How can NOL11 antibodies be used to explore connections between ribosome biogenesis and cancer?

The potential overexpression of NOL11 in certain cancers opens several research avenues:

• Expression Profiling: Use NOL11 antibodies in tissue microarrays across multiple cancer types to establish expression patterns and correlations with clinical outcomes.

• Functional Genomics: Combine CRISPR-Cas9 targeting of NOL11 with cancer cell phenotypic assays (proliferation, migration, invasion) to determine functional significance.

• Therapeutic Targeting Assessment: Test whether targeting NOL11 or its interaction partners sensitizes cancer cells to established ribosome biogenesis inhibitors.

• Biomarker Development: Evaluate whether NOL11 expression or localization pattern can serve as a prognostic or predictive biomarker in specific cancers.

• Ribosome Heterogeneity Analysis: Investigate whether NOL11 contributes to cancer-specific alterations in ribosome composition or function using advanced ribosome profiling techniques.

What are potential approaches for studying NOL11 in rare diseases like NAIC?

North American Indian childhood cirrhosis (NAIC) involves a mutation in hUTP4/Cirhin that partially disrupts its interaction with NOL11:

• Patient-Derived Models: Develop cell lines from NAIC patient samples or create CRISPR knock-in models of the R565W mutation to study NOL11-hUTP4/Cirhin interactions.

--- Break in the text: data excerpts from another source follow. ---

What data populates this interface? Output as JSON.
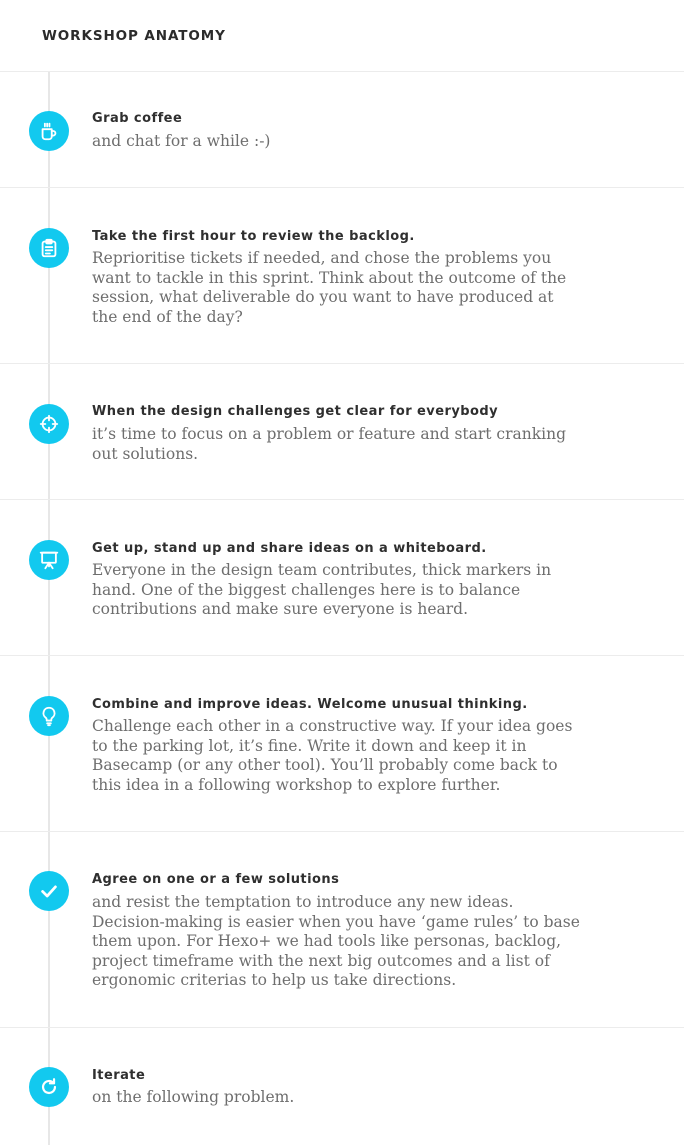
{
  "page": {
    "title": "WORKSHOP ANATOMY"
  },
  "colors": {
    "accent": "#12c9ef",
    "title_text": "#2f2f2f",
    "body_text": "#6e6e6e",
    "divider": "#ececec"
  },
  "steps": [
    {
      "icon": "coffee-mug-icon",
      "title": "Grab coffee",
      "body": "and chat for a while :-)"
    },
    {
      "icon": "clipboard-icon",
      "title": "Take the first hour to review the backlog.",
      "body": "Reprioritise tickets if needed, and chose the problems you want to tackle in this sprint. Think about the outcome of the session, what deliverable do you want to have produced at the end of the day?"
    },
    {
      "icon": "crosshair-target-icon",
      "title": "When the design challenges get clear for everybody",
      "body": "it’s time to focus on a problem or feature and start cranking out solutions."
    },
    {
      "icon": "whiteboard-presentation-icon",
      "title": "Get up, stand up and share ideas on a whiteboard.",
      "body": "Everyone in the design team contributes, thick markers in hand. One of the biggest challenges here is to balance contributions and make sure everyone is heard."
    },
    {
      "icon": "lightbulb-icon",
      "title": "Combine and improve ideas. Welcome unusual thinking.",
      "body": "Challenge each other in a constructive way. If your idea goes to the parking lot, it’s fine. Write it down and keep it in Basecamp (or any other tool). You’ll probably come back to this idea in a following workshop to explore further."
    },
    {
      "icon": "checkmark-icon",
      "title": "Agree on one or a few solutions",
      "body": "and resist the temptation to introduce any new ideas. Decision-making is easier when you have ‘game rules’ to base them upon. For Hexo+ we had tools like personas, backlog, project timeframe with the next big outcomes and a list of ergonomic criterias to help us take directions."
    },
    {
      "icon": "refresh-arrow-icon",
      "title": "Iterate",
      "body": "on the following problem."
    }
  ]
}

• Interaction Domain Mapping: Use truncated protein constructs and antibodies against specific domains to precisely map the interaction regions between NOL11 and hUTP4/Cirhin.

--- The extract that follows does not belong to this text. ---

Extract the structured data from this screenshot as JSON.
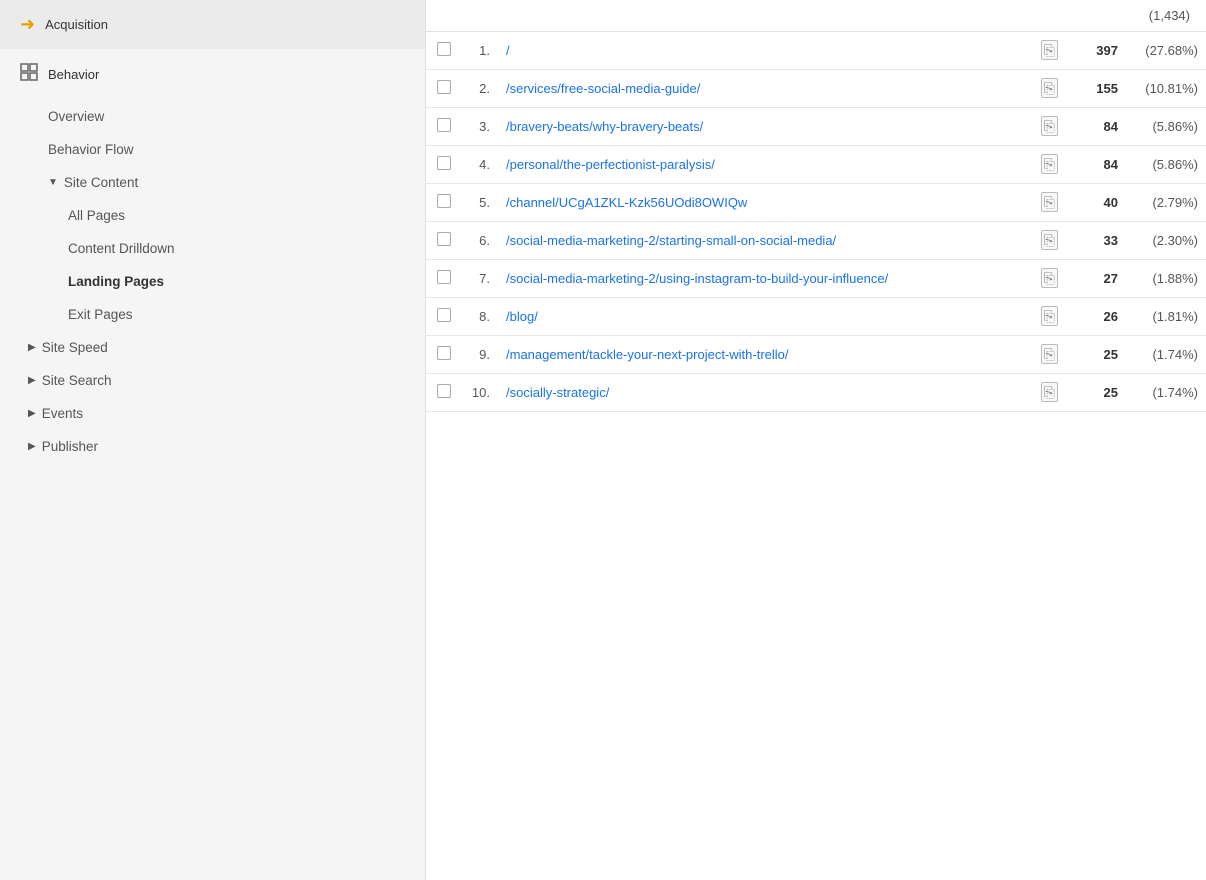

• Functional Rescue Experiments: Test whether overexpression of NOL11 can compensate for the R565W mutation in hUTP4/Cirhin in cellular models.

• Comparative Interactome Analysis: Use antibodies against wild-type and mutant hUTP4/Cirhin to immunoprecipitate and compare protein complexes, identifying differences in the interaction network.

• Liver-Specific Phenotypes: Investigate why the mutation causes liver-specific pathology by comparing NOL11-hUTP4/Cirhin interactions in hepatic versus non-hepatic cells.